Uma alternativa a essa dificuldade foi apresentada por Graciela Mânica, estudante de Engenharia Civil da Univates, no seu Trabalho de Conclusão de Curso (TCC), orientado pela professora doutora Claucia Fernanda Volken de Souza. O projeto é inovador pois sugere a utilização de microrganismos precipitantes de carbonato de cálcio, ou calcita (CaCO3), para solucionar os problemas de fissuração sem interferir de maneira negativa em propriedades de materiais cimentícios. 

Dessa forma, quando as fissuras aparecem e recebem a umidade do ar, o microrganismo é ativado e as fendas são seladas, sem necessidade de utilizar mais cimento para fechá-las. “Se levarmos em conta que a produção do cimento causa impactos ambientais consideráveis, a utilização desses microrganismos também ajuda nesse sentido”, explica Graciela. Para a professora Claucia, o trabalho possibilita o emprego de uma tecnologia inovadora, sustentável e de baixo custo. A docente diz que a aplicação biotecnológica na área da construção civil foi uma atividade nova para ela. “Nesse sentido, o apoio do professor Rafael Mascolo, do curso de Engenharia Civil, foi importante para o desenvolvimento do trabalho”, lembra.

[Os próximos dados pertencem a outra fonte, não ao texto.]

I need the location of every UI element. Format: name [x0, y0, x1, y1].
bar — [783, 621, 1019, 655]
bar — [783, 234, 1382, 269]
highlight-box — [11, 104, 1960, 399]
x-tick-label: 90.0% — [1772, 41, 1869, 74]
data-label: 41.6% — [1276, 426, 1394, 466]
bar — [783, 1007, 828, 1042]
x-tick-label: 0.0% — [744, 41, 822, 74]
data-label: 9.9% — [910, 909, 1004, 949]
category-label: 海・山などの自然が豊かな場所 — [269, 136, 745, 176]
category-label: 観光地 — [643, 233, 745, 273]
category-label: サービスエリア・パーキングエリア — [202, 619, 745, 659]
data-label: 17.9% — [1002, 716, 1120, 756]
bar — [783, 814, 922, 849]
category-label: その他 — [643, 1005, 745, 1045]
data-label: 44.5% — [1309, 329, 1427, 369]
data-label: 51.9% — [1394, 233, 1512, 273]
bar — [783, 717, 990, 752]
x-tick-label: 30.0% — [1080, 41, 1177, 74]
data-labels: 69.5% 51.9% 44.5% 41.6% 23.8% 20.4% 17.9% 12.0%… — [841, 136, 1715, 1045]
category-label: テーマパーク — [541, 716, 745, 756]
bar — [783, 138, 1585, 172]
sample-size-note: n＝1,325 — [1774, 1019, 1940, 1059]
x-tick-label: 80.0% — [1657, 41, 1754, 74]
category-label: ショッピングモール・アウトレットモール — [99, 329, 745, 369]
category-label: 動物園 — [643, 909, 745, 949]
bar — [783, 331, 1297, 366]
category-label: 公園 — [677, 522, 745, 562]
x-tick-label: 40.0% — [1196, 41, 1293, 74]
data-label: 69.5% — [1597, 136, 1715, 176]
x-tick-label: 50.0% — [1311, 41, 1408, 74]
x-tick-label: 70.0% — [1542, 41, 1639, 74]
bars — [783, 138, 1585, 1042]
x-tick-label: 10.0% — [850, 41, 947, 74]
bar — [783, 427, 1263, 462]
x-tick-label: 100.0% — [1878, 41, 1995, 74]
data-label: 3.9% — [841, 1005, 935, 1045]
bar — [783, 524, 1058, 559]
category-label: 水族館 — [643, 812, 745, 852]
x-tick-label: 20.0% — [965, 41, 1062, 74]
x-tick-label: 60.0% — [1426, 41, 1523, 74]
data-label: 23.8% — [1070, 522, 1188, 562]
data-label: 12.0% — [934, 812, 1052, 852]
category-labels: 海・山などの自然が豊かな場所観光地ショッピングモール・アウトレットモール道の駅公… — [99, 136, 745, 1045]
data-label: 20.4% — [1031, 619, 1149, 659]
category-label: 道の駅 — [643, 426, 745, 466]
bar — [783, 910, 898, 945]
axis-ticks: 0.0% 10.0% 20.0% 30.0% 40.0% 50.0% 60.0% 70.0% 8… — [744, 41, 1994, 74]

Os microrganismos, um encapsulado e outro não, foram adicionados aos corpos de prova de concreto com fissuras. Esses materiais foram mergulhados em água ou água com ureia para ativação do microrganismo. Posteriormente observou-se a recuperação das fissuras nos que continham o encapsulamento. Nos outros casos, incluindo os corpos de prova sem nenhum tipo de microorganismo, não houve a cicatrização. Um teste caseiro de Graciela também comprova a autenticidade da pesquisa. “Apliquei o microrganismo encapsulado nas fissuras que surgiram na casa de uma amiga e em 15 dias elas estavam cicatrizadas”, conta.

Da mesma forma, foi verificado se as cápsulas poderiam interferir na resistência da argamassa. Os ensaios à tração e à compressão foram realizados aos sete e aos cem dias, sendo verificada redução de resistência principalmente à compressão. Quando adicionado de forma livre, o microrganismo demonstrou, porém, interferir positivamente, aumentando a resistência à compressão. Graciela esclarece que as cápsulas baixaram a resistência à compressão em função do seu tamanho, de aproximadamente 4 mm.

Conforme a estudante, o trabalho utilizou esse tamanho de cápsula porque foi uma primeira tentativa e o tempo relativamente curto para testar diferentes tamanhos. Graciela pensa agora em continuar a pesquisa em um mestrado. Assim ela teria a oportunidade de testar outras maneiras de aplicar o microrganismo ao concreto, a fim de viabilizar em escala real, já que a pesquisa foi feita em escala de laboratório.